CM-201b · Module 1

Designing for Replication

4 min read

A pilot that works but cannot be replicated is a demonstration, not a proof. The most common version of this failure: the pilot succeeds because of a specific champion, a specific team culture, and a specific workflow context. Those three variables are not transferable. When the rollout starts, the champion is busy, the team culture is different, and the workflow does not quite match. The results do not replicate. The skeptics say they knew it would not work at scale.

Designing for replication means treating the pilot documentation as the primary deliverable, not the results dashboard.

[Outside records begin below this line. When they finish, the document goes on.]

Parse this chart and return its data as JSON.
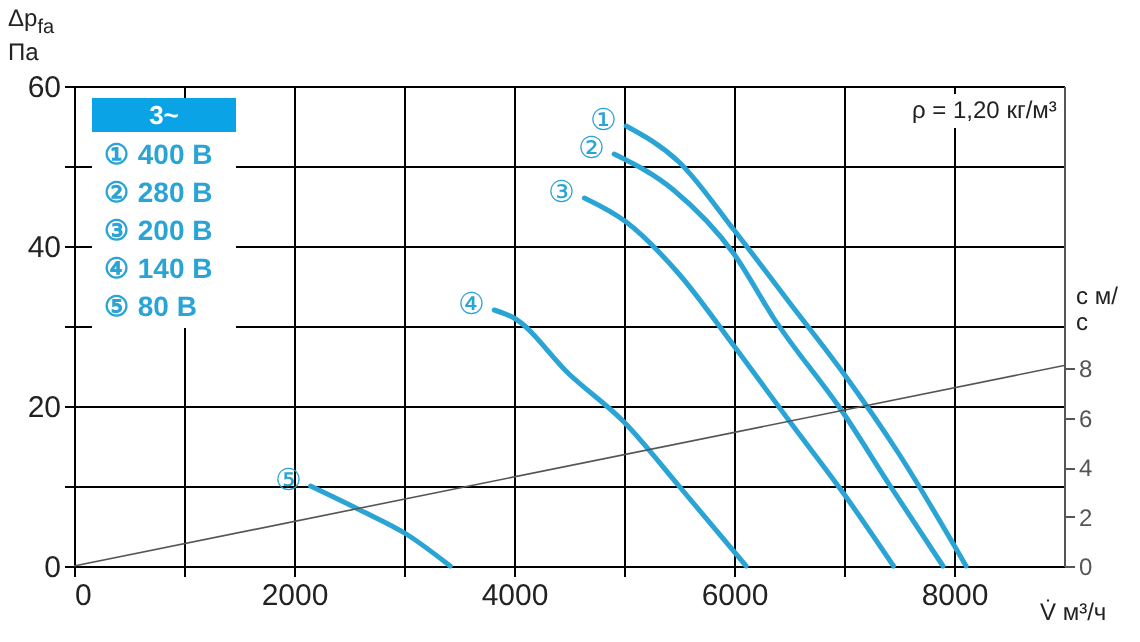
{
  "chart_data": {
    "type": "line",
    "xlabel": "V̇ м³/ч",
    "ylabel": "Δp$_{fa}$ Па",
    "y2label": "с м/с",
    "legend_title": "3~",
    "grid": true,
    "xlim": [
      0,
      9000
    ],
    "xticks": [
      0,
      {
        "value": 1000,
        "label": null
      },
      2000,
      {
        "value": 3000,
        "label": null
      },
      4000,
      {
        "value": 5000,
        "label": null
      },
      6000,
      {
        "value": 7000,
        "label": null
      },
      8000
    ],
    "ylim": [
      0,
      60
    ],
    "yticks": [
      0,
      {
        "value": 10,
        "label": null
      },
      20,
      {
        "value": 30,
        "label": null
      },
      40,
      {
        "value": 50,
        "label": null
      },
      60
    ],
    "y2lim": [
      0,
      19.4
    ],
    "y2ticks": [
      0,
      2,
      4,
      6,
      8
    ],
    "series": [
      {
        "name": "①",
        "color": "#2aa4d5",
        "x": [
          5020,
          5500,
          6000,
          6500,
          7000,
          7500,
          8110
        ],
        "values": [
          55,
          50.5,
          42,
          33,
          24,
          14,
          0
        ]
      },
      {
        "name": "②",
        "color": "#2aa4d5",
        "x": [
          4910,
          5450,
          6000,
          6360,
          7000,
          7420,
          7900
        ],
        "values": [
          51.5,
          47,
          39,
          31,
          19,
          10,
          0
        ]
      },
      {
        "name": "③",
        "color": "#2aa4d5",
        "x": [
          4640,
          5020,
          5500,
          6000,
          6510,
          7000,
          7450
        ],
        "values": [
          46,
          43,
          36.5,
          27.5,
          18,
          9,
          0
        ]
      },
      {
        "name": "④",
        "color": "#2aa4d5",
        "x": [
          3820,
          4000,
          4500,
          5000,
          5500,
          6110
        ],
        "values": [
          32,
          31,
          24,
          18,
          10,
          0
        ]
      },
      {
        "name": "⑤",
        "color": "#2aa4d5",
        "x": [
          2150,
          2600,
          3020,
          3420
        ],
        "values": [
          10,
          7,
          4,
          0
        ]
      },
      {
        "type": "line",
        "axis": "y2",
        "color": "#555555",
        "x": [
          0,
          9000
        ],
        "values": [
          0,
          8.1
        ]
      }
    ],
    "annotations": [
      "ρ = 1,20 кг/м³",
      "① 400 В",
      "② 280 В",
      "③ 200 В",
      "④ 140 В",
      "⑤ 80 В"
    ]
  }
}
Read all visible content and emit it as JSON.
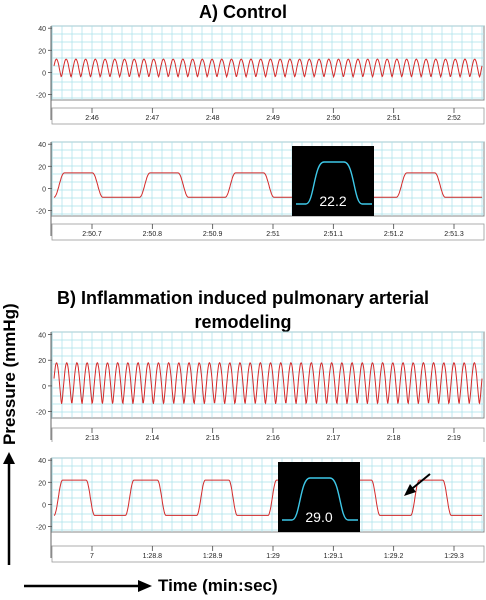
{
  "sections": {
    "a_title": "A) Control",
    "b_title_line1": "B) Inflammation induced pulmonary arterial",
    "b_title_line2": "remodeling"
  },
  "axes": {
    "y_label": "Pressure (mmHg)",
    "x_label": "Time (min:sec)"
  },
  "colors": {
    "trace": "#d42a2a",
    "grid": "#a8e0ea",
    "inset_bg": "#000000",
    "inset_trace": "#3ec8e8"
  },
  "chart_data": [
    {
      "type": "line",
      "id": "A-overview",
      "y_ticks": [
        "40",
        "20",
        "0",
        "-20"
      ],
      "ylim": [
        -25,
        42
      ],
      "x_ticks": [
        "2:46",
        "2:47",
        "2:48",
        "2:49",
        "2:50",
        "2:51",
        "2:52"
      ],
      "series": {
        "baseline": 0,
        "amplitude_peak": 12,
        "trough": -4,
        "cycles": 44
      },
      "grid": true
    },
    {
      "type": "line",
      "id": "A-zoom",
      "y_ticks": [
        "40",
        "20",
        "0",
        "-20"
      ],
      "ylim": [
        -25,
        42
      ],
      "x_ticks": [
        "2:50.7",
        "2:50.8",
        "2:50.9",
        "2:51",
        "2:51.1",
        "2:51.2",
        "2:51.3"
      ],
      "series": {
        "peak": 14,
        "trough": -8,
        "cycles": 5
      },
      "inset_value": "22.2",
      "grid": true
    },
    {
      "type": "line",
      "id": "B-overview",
      "y_ticks": [
        "40",
        "20",
        "0",
        "-20"
      ],
      "ylim": [
        -25,
        42
      ],
      "x_ticks": [
        "2:13",
        "2:14",
        "2:15",
        "2:16",
        "2:17",
        "2:18",
        "2:19"
      ],
      "series": {
        "baseline": 2,
        "amplitude_peak": 16,
        "trough": -14,
        "cycles": 42
      },
      "grid": true
    },
    {
      "type": "line",
      "id": "B-zoom",
      "y_ticks": [
        "40",
        "20",
        "0",
        "-20"
      ],
      "ylim": [
        -25,
        42
      ],
      "x_ticks": [
        "7",
        "1:28.8",
        "1:28.9",
        "1:29",
        "1:29.1",
        "1:29.2",
        "1:29.3"
      ],
      "series": {
        "peak": 22,
        "trough": -10,
        "cycles": 6
      },
      "inset_value": "29.0",
      "grid": true
    }
  ]
}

  1. 1. Document the Workflow Before and After Capture exactly how the work is done before AI: steps, time, tools, handoffs, error rates. Then capture exactly how it is done with AI. The delta is the value story. The after-state description is the replication target.
  2. 2. Document the Training Approach What training did the pilot team receive? In what format, over what time period, with what level of ongoing support? This is the training playbook for the rollout. If you cannot reproduce the training, you cannot reproduce the results.
  3. 3. Document the Champion Profile What made the pilot champion effective? Their credibility, their communication style, their relationship to the team, their specific advocacy behaviors. Use this profile to identify champion candidates for the rollout cohorts.
  4. 4. Document What Failed and How It Was Resolved Every pilot has problems. Document them and the resolutions. A rollout team that encounters the same problem and has a documented solution is a rollout team that recovers. A rollout team that encounters the same problem without documentation is a rollout team that escalates to the Executive Sponsor.
  5. 5. Validate Replicability Before Declaring Pilot Complete Before closing the pilot, have a second team attempt to replicate the results using only the documentation — no access to the original champion, no special setup. If the second team succeeds, the playbook is complete. If they struggle, the documentation needs refinement.